I've been noticing a lot of dark-eyed juncos this winter here in Carlisle.  It seems to me that, while normally abundant, their numbers might be even as much as double the norm.  I could go and check the old Massachusetts bird sightings to be sure.

In any case, they are a fascinating little bird and very colorful, especially given the backdrop of snow that we have on the ground here.  Is it my imagination, or are there more of various other species, too?  I'm thinking particularly of the white-crowned sparrow, the downy woodpecker and the carolina wren.

Whenever I think about juncos, however, one of my favorite songs, Fair Phoebe and her Dark-eyed Sailor,
always pops into my head.  This turns up in two of my most special, and admittedly disparate, recordings: one by Steeleye Span and the English Idyll, number 2 by George Butterworth.  Be sure to listen to track 3 from this recording.  The opening (which is about all you get to hear) is a double-reed lover's delight.  The oboe plays the tune, while a pair of bassoons play a counter melody, in harmony.  Just wonderful!

No doubt, there are other settings that I don't know.  I've provided the link to my own page about Butterworth where you can see how highly I regard this great composer, but of course you can look him up in Wikipedia, or wherever too.

There's one other musical reference to dark eyes that immediately springs to mind: it's from Recondita armonia, Cavaradossi's first-scene aria from Puccini's Tosca.  His painting of the Madonna that he's working on has, somewhat to his own surprise, the wrong hair and eye color, i.e. not those of Tosca, his girlfriend.  This turns out to be a fatal mistake, literally!
  • ... È bruna Floria,
  • l'ardente amante mia.
  •  ...
  • E te beltade ignota,
  • Chinta di chiome bionde,
  • Tu azzuro hai l'occhio,
  • Tosca ha l'occhio nero.
Floria, my passionate lover (Tosca) is a brunette, while you, the unknown image are blond and with blue eyes, Tosca has dark (literally black) eyes.

Saturday, January 2, 2010

The Naughty Aughties?

Well, the Aughties are over.  And we're back to having 10 year decades, 100 year centuries, etc. (as opposed to the 9-year nineties and 99-year 20th century).

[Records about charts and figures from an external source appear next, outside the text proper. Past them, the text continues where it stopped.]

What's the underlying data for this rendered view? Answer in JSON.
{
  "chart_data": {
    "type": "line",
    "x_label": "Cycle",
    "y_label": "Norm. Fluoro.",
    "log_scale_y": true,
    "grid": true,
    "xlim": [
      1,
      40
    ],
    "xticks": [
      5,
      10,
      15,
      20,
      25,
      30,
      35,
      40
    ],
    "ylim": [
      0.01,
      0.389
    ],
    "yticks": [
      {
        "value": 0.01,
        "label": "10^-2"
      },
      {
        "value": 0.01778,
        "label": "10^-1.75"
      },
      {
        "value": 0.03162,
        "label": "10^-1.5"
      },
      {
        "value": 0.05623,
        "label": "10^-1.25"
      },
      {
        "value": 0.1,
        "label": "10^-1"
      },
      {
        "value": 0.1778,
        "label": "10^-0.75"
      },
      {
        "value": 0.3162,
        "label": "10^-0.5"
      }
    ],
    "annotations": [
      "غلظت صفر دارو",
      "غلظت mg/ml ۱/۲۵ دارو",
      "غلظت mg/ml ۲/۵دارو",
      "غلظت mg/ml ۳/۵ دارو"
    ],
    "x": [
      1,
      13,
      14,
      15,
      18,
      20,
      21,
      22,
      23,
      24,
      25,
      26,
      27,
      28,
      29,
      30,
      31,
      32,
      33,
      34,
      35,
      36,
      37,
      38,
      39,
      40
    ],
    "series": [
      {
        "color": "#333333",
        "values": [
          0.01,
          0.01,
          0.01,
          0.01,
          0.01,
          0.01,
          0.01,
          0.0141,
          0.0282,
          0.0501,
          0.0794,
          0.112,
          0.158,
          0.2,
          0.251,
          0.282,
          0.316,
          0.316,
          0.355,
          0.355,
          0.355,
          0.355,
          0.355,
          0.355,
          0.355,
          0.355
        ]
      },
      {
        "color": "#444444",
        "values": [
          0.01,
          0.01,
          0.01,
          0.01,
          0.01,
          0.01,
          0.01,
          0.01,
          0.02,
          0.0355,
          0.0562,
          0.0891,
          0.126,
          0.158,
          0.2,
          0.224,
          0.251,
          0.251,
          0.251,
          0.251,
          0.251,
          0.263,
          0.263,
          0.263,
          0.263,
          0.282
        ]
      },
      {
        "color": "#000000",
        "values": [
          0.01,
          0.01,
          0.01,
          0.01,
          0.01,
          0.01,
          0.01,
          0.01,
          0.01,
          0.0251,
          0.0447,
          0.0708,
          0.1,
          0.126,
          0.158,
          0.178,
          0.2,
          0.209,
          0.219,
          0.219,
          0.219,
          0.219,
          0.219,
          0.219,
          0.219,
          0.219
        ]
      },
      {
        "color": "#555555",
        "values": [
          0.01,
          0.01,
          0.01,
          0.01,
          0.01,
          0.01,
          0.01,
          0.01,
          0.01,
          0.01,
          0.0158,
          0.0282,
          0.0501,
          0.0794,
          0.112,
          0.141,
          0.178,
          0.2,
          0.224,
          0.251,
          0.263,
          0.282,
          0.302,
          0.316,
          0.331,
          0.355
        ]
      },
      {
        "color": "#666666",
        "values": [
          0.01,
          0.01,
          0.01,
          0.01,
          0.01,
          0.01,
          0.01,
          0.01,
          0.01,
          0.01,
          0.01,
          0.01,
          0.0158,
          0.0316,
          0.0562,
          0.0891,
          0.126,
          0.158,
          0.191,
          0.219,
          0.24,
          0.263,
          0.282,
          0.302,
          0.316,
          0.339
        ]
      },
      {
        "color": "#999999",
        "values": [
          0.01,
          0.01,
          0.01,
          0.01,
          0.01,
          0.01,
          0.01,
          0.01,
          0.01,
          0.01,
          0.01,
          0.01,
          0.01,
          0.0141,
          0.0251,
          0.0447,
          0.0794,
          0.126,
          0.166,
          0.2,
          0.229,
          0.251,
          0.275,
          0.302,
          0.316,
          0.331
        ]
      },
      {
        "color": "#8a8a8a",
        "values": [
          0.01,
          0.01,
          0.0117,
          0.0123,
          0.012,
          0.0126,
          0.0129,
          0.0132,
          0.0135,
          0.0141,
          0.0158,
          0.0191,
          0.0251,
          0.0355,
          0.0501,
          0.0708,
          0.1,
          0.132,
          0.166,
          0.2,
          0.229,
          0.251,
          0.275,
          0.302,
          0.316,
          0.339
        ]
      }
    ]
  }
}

But were the Aughties naughty like their predecessor (1901-1910)?  Not really.  That decade was naughty in the social sense of emerging from the Victorian era and letting it all hang ("Relatively") out.  There were no great wars, at least as far as Western Europe and the U.S. were concerned (unlike a century earlier when all of Europe was in turmoil), and by all accounts it was a golden age, assuming you had money to enjoy it.  The horrors of WWI and WWII were unimaginable at that point in time and they knew nothing about global warming or the finiteness of oil, which they had just begun to pump out of the ground in places like Azerbaijan.

Our Aughties were naughty in other ways.  First, we had those extremely naughty people flying planes into our great buildings.  Then we had those naughty Republicans using that attack as a smokescreen to further enrich themselves by invading Iraq.  And throughout, we've all been very naughty by continuing to waste our dwindling supplies of fossil fuels and doing absolutely nothing about it.

As a result, we may have witnessed the very last Aughties, at least in the sense of a reasonably civilized world where our coastal cities are dry and intact.  I'm skeptical that the World is going to end at the winter solstice of 2012 as suggested (through omission) by the Mayans et al, and more recently by Hollywood.  But I'm afraid it's going to become an increasingly scary place as people compete for (dry) land and resources.  I sincerely hope that by the year 2100, we are all* living comfortably in our solar-energy-based economy with the polar ice and sea levels re-established.  But I'm doubtful.  See the works of people like Daniel Quinn and Jared Diamond, etc. etc.

* anywhere between 6 and 14 billion of us.